REPORT NO. 3
II. CHURCH LEADERSHIP IN THE NATION
"Your Committee has had its attention directed to the work of the Church in the problems of reconstruction by some pregnant passages in the address of the General Superintendent, and by a Memorial from the Alberta Conference.
"Even before the war it was widely foreseen that great social changes were imminent in the western world. This gigantic convulsion has precipitated the nations into the melting pot. Such an era summons the prophetic gifts of the Church, first, to the task of interpretation--to discern amid the turmoil and confusion the hand of God, and secondly, to the task of inspiration--to breathe into the hearts of men the faith, the courage, the patience, the brotherliness, by which alone the happy harbor can be won. And no Church is under a deeper obligation to assist in this two-fold task than our own. Methodism was born in a revolt against sin and social extravagancies and corruption. It was content with no aim lower than 'to spread scriptural holiness through the land.' Insisting on personal regeneration and all the implications therein, it transformed the face of England and saved that land from the excesses of a French revolution. To it the ideal of the Christian life was simply love made perfect. Without seeking at this time to commit the Church to a definite programme of economic policy, we would present for the consideration of our people the following statement which reflects our point of view:
"1. The present economic system stands revealed as one of the roots of the war. The insane pride of Germany, her passion for world-domination found an occasion in the demand for colonies as markets and sources of raw materials--the imperative need of competing groups of industries carried on for profits.

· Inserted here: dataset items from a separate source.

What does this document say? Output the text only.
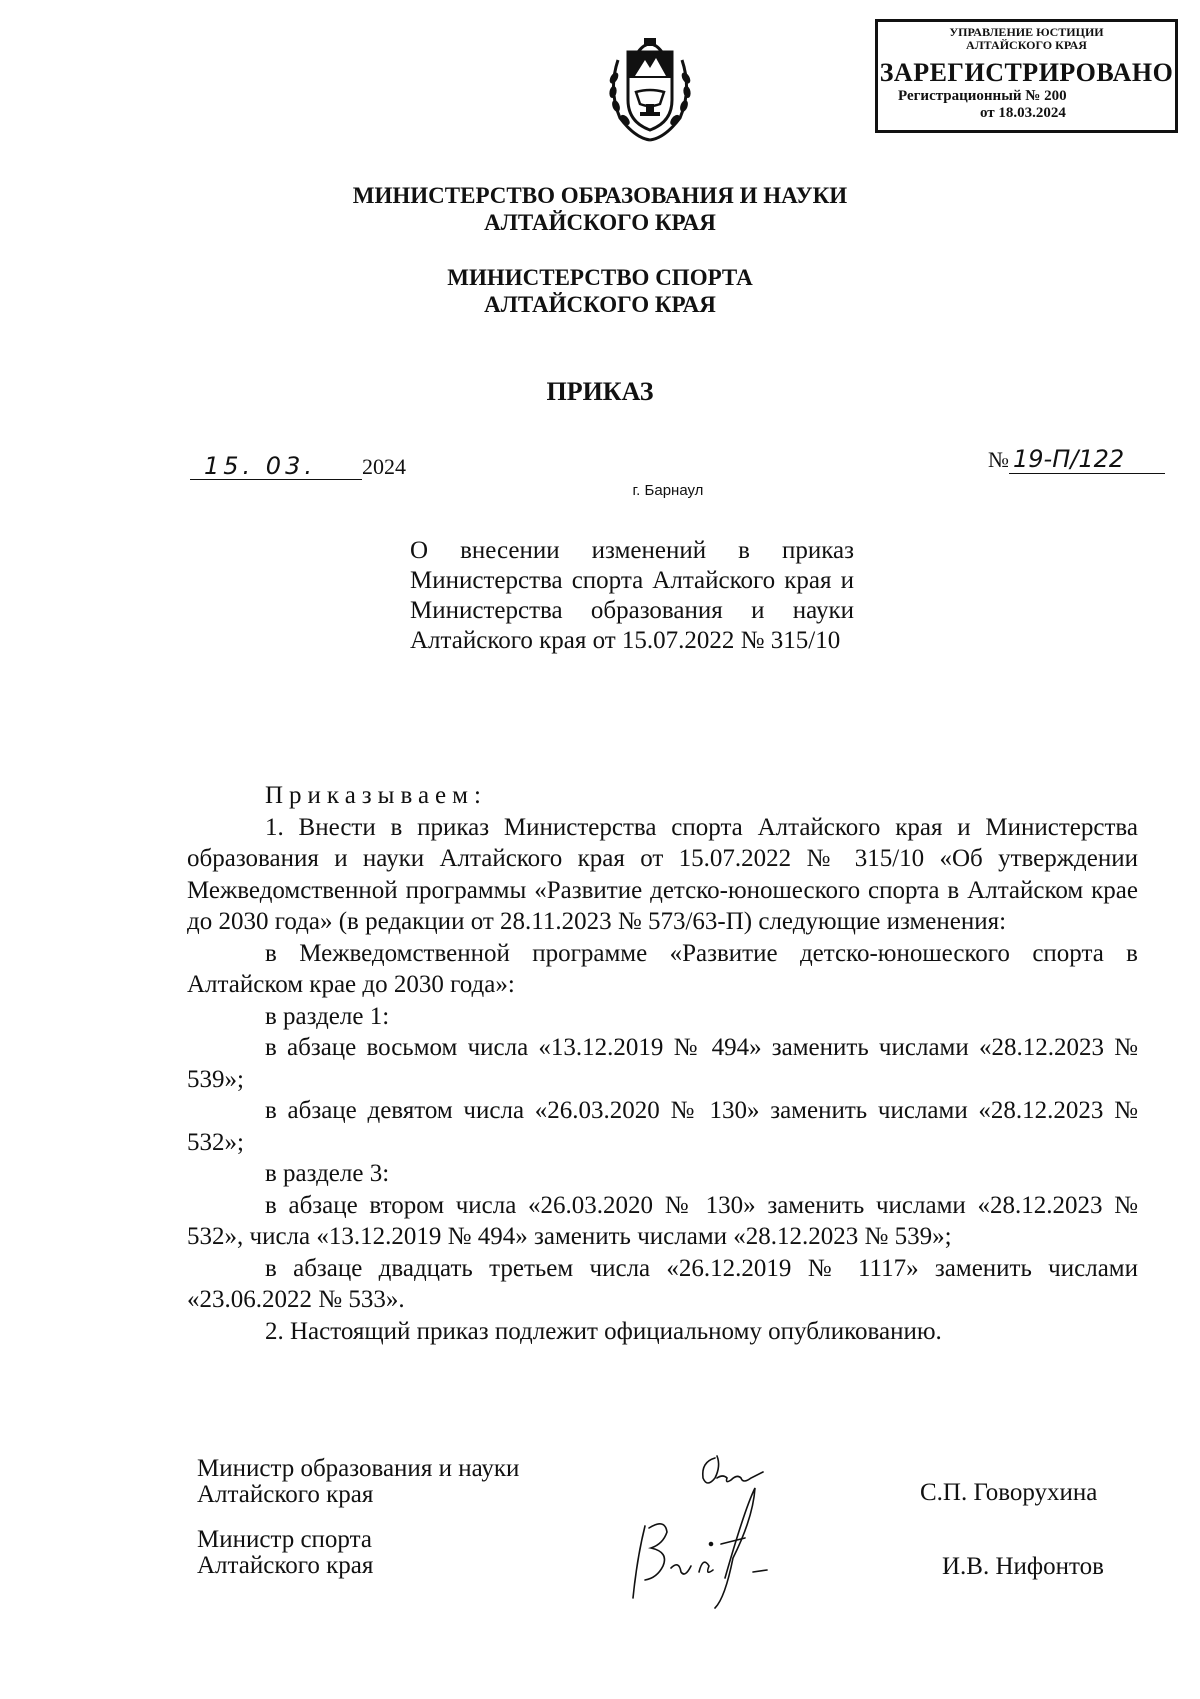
УПРАВЛЕНИЕ ЮСТИЦИИ
АЛТАЙСКОГО КРАЯ
ЗАРЕГИСТРИРОВАНО
Регистрационный № 200
от 18.03.2024
МИНИСТЕРСТВО ОБРАЗОВАНИЯ И НАУКИ
АЛТАЙСКОГО КРАЯ
МИНИСТЕРСТВО СПОРТА
АЛТАЙСКОГО КРАЯ
ПРИКАЗ
15. 03. 2024	№ 19-П/122
г. Барнаул
О внесении изменений в приказ Министерства спорта Алтайского края и Министерства образования и науки Алтайского края от 15.07.2022 № 315/10

Приказываем:

1. Внести в приказ Министерства спорта Алтайского края и Министерства образования и науки Алтайского края от 15.07.2022 № 315/10 «Об утверждении Межведомственной программы «Развитие детско-юношеского спорта в Алтайском крае до 2030 года» (в редакции от 28.11.2023 № 573/63-П) следующие изменения:

в Межведомственной программе «Развитие детско-юношеского спорта в Алтайском крае до 2030 года»:

в разделе 1:

в абзаце восьмом числа «13.12.2019 № 494» заменить числами «28.12.2023 № 539»;

в абзаце девятом числа «26.03.2020 № 130» заменить числами «28.12.2023 № 532»;

в разделе 3:

в абзаце втором числа «26.03.2020 № 130» заменить числами «28.12.2023 № 532», числа «13.12.2019 № 494» заменить числами «28.12.2023 № 539»;

в абзаце двадцать третьем числа «26.12.2019 № 1117» заменить числами «23.06.2022 № 533».

2. Настоящий приказ подлежит официальному опубликованию.

Министр образования и науки
Алтайского края
Министр спорта
Алтайского края
С.П. Говорухина
И.В. Нифонтов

"2. The war has made more clearly manifest the moral perils inherent in the system of production for profits. Condemnation of special individuals seems often unjust and always futile. The system, rather than the individual, calls for change.
"3. The war is the coronation of democracy. No profounder interpretation of the issue has been made than the great phrase of President Wilson's, that the Allies are fighting to 'make the world safe for democracy.' It is clearly impossible for the champions of democracy to set limits to its recognition. The last century democratized politics; the twentieth century has found that political democracy means little without economic democracy. The democratic control of industry is just and inevitable.

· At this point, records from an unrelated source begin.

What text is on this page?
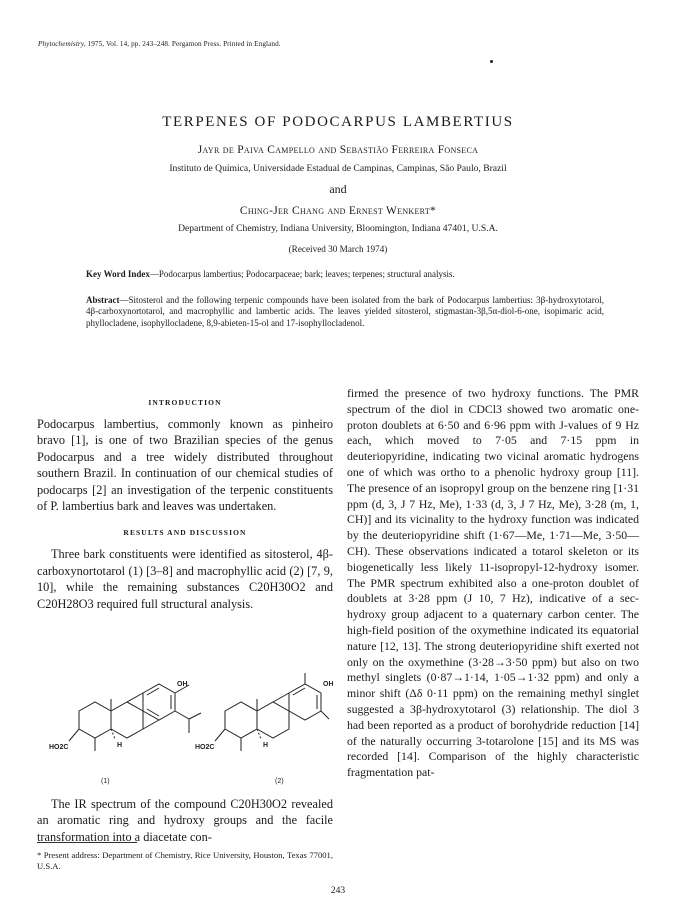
Phytochemistry, 1975, Vol. 14, pp. 243–248. Pergamon Press. Printed in England.
TERPENES OF PODOCARPUS LAMBERTIUS
Jayr de Paiva Campello and Sebastião Ferreira Fonseca
Instituto de Química, Universidade Estadual de Campinas, Campinas, São Paulo, Brazil
and
Ching-Jer Chang and Ernest Wenkert*
Department of Chemistry, Indiana University, Bloomington, Indiana 47401, U.S.A.
(Received 30 March 1974)
Key Word Index—Podocarpus lambertius; Podocarpaceae; bark; leaves; terpenes; structural analysis.
Abstract—Sitosterol and the following terpenic compounds have been isolated from the bark of Podocarpus lambertius: 3β-hydroxytotarol, 4β-carboxynortotarol, and macrophyllic and lambertic acids. The leaves yielded sitosterol, stigmastan-3β,5α-diol-6-one, isopimaric acid, phyllocladene, isophyllocladene, 8,9-abieten-15-ol and 17-isophyllocladenol.
INTRODUCTION

Podocarpus lambertius, commonly known as pinheiro bravo [1], is one of two Brazilian species of the genus Podocarpus and a tree widely distributed throughout southern Brazil. In continuation of our chemical studies of podocarps [2] an investigation of the terpenic constituents of P. lambertius bark and leaves was undertaken.

RESULTS AND DISCUSSION

Three bark constituents were identified as sitosterol, 4β-carboxynortotarol (1) [3–8] and macrophyllic acid (2) [7, 9, 10], while the remaining substances C20H30O2 and C20H28O3 required full structural analysis.

OH
H
HO2C
(1)
OH
H
HO2C
(2)

The IR spectrum of the compound C20H30O2 revealed an aromatic ring and hydroxy groups and the facile transformation into a diacetate con-

* Present address: Department of Chemistry, Rice University, Houston, Texas 77001, U.S.A.

firmed the presence of two hydroxy functions. The PMR spectrum of the diol in CDCl3 showed two aromatic one-proton doublets at 6·50 and 6·96 ppm with J-values of 9 Hz each, which moved to 7·05 and 7·15 ppm in deuteriopyridine, indicating two vicinal aromatic hydrogens one of which was ortho to a phenolic hydroxy group [11]. The presence of an isopropyl group on the benzene ring [1·31 ppm (d, 3, J 7 Hz, Me), 1·33 (d, 3, J 7 Hz, Me), 3·28 (m, 1, CH)] and its vicinality to the hydroxy function was indicated by the deuteriopyridine shift (1·67—Me, 1·71—Me, 3·50—CH). These observations indicated a totarol skeleton or its biogenetically less likely 11-isopropyl-12-hydroxy isomer. The PMR spectrum exhibited also a one-proton doublet of doublets at 3·28 ppm (J 10, 7 Hz), indicative of a sec-hydroxy group adjacent to a quaternary carbon center. The high-field position of the oxymethine indicated its equatorial nature [12, 13]. The strong deuteriopyridine shift exerted not only on the oxymethine (3·28→3·50 ppm) but also on two methyl singlets (0·87→1·14, 1·05→1·32 ppm) and only a minor shift (Δδ 0·11 ppm) on the remaining methyl singlet suggested a 3β-hydroxytotarol (3) relationship. The diol 3 had been reported as a product of borohydride reduction [14] of the naturally occurring 3-totarolone [15] and its MS was recorded [14]. Comparison of the highly characteristic fragmentation pat-

243
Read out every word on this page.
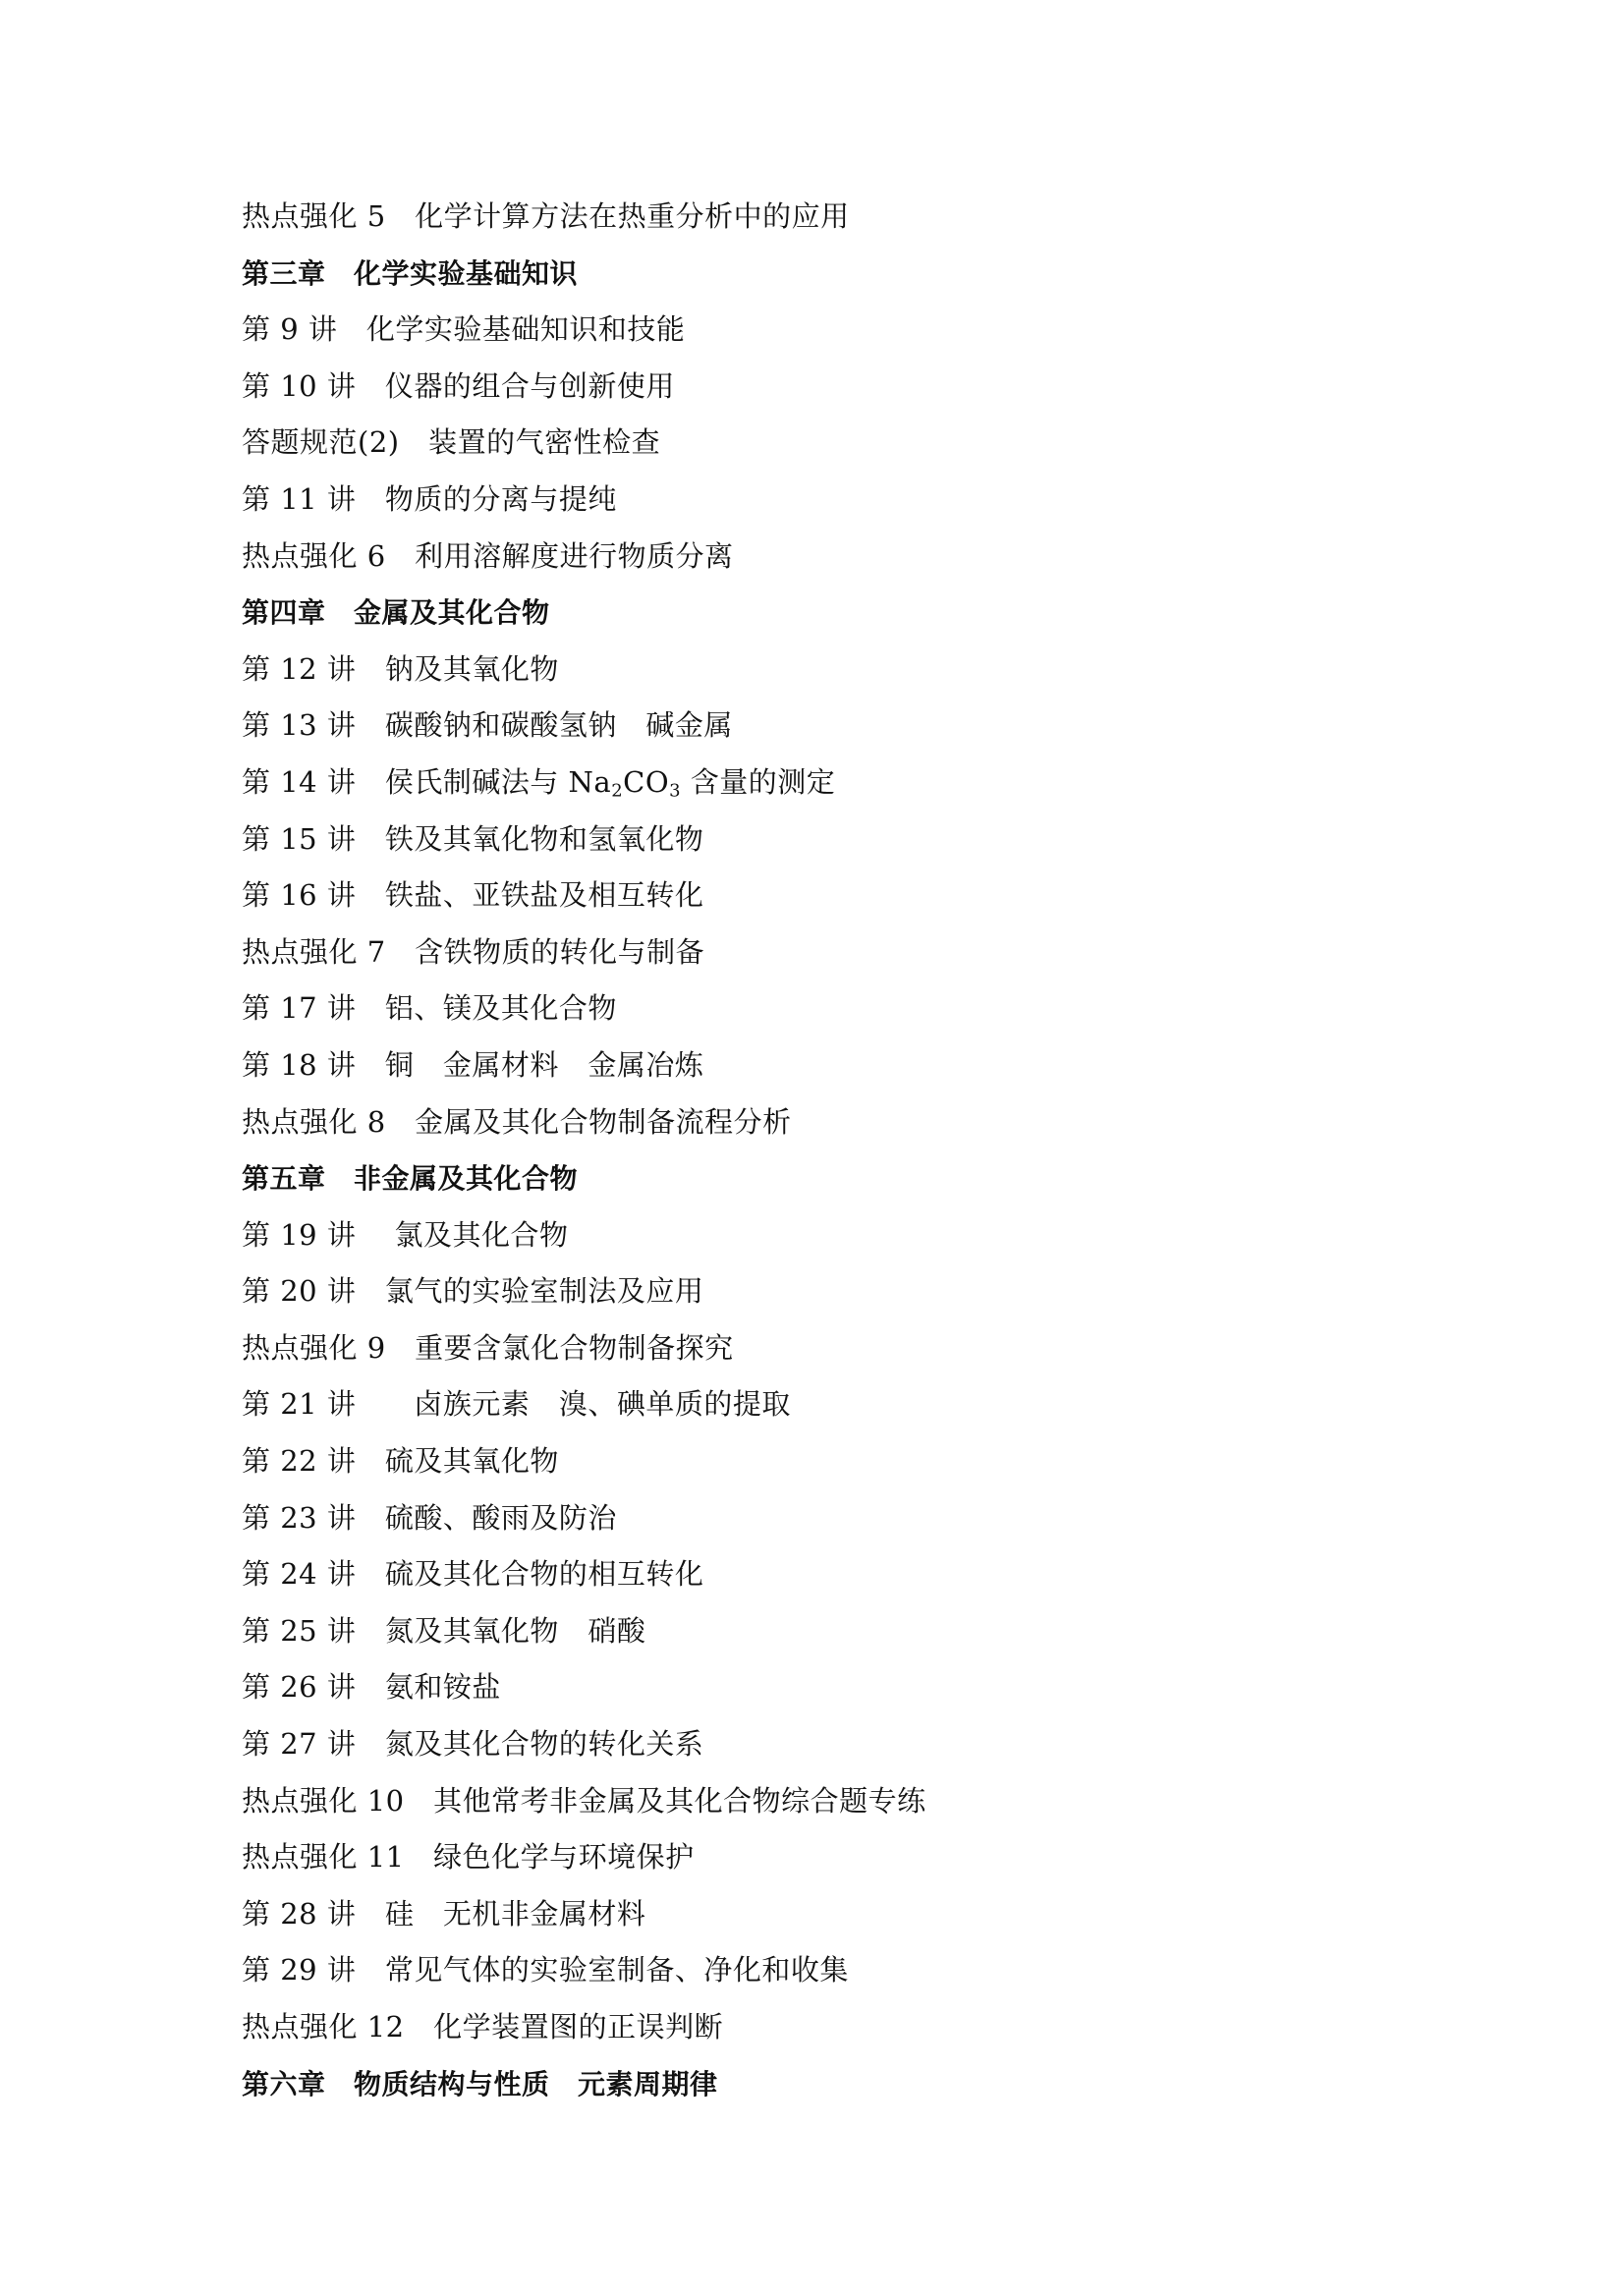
热点强化 5　化学计算方法在热重分析中的应用
第三章　化学实验基础知识
第 9 讲　化学实验基础知识和技能
第 10 讲　仪器的组合与创新使用
答题规范(2)　装置的气密性检查
第 11 讲　物质的分离与提纯
热点强化 6　利用溶解度进行物质分离
第四章　金属及其化合物
第 12 讲　钠及其氧化物
第 13 讲　碳酸钠和碳酸氢钠　碱金属
第 14 讲　侯氏制碱法与 $Na_2CO_3$ 含量的测定
第 15 讲　铁及其氧化物和氢氧化物
第 16 讲　铁盐、亚铁盐及相互转化
热点强化 7　含铁物质的转化与制备
第 17 讲　铝、镁及其化合物
第 18 讲　铜　金属材料　金属冶炼
热点强化 8　金属及其化合物制备流程分析
第五章　非金属及其化合物
第 19 讲　 氯及其化合物
第 20 讲　氯气的实验室制法及应用
热点强化 9　重要含氯化合物制备探究
第 21 讲　　卤族元素　溴、碘单质的提取
第 22 讲　硫及其氧化物
第 23 讲　硫酸、酸雨及防治
第 24 讲　硫及其化合物的相互转化
第 25 讲　氮及其氧化物　硝酸
第 26 讲　氨和铵盐
第 27 讲　氮及其化合物的转化关系
热点强化 10　其他常考非金属及其化合物综合题专练
热点强化 11　绿色化学与环境保护
第 28 讲　硅　无机非金属材料
第 29 讲　常见气体的实验室制备、净化和收集
热点强化 12　化学装置图的正误判断
第六章　物质结构与性质　元素周期律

"4. Under the shock and strain of this tremendous struggle, accepted commercial and industrial methods based on individualism and competition have gone down like mud walls in a flood. National organization, national control, extraordinary approximations to national equality, have been found essential to efficiency.
"Despite the derangements and the sorrow of the war, the Motherland has raised large masses of her people from the edge of starvation to a higher plane of physical well-being and, in consequence, was never so healthy, never so brotherly, nor ever actuated by so high a purpose, or possessed by such exaltation of spirit as to-day--and the secret is that all are fighting or working, and all are sacrificing.
"It is not conceivable that, when Germany ceases to be a menace, these dearly bought discoveries will be forgotten. Relapse would mean recurrence, the renewal of the agony.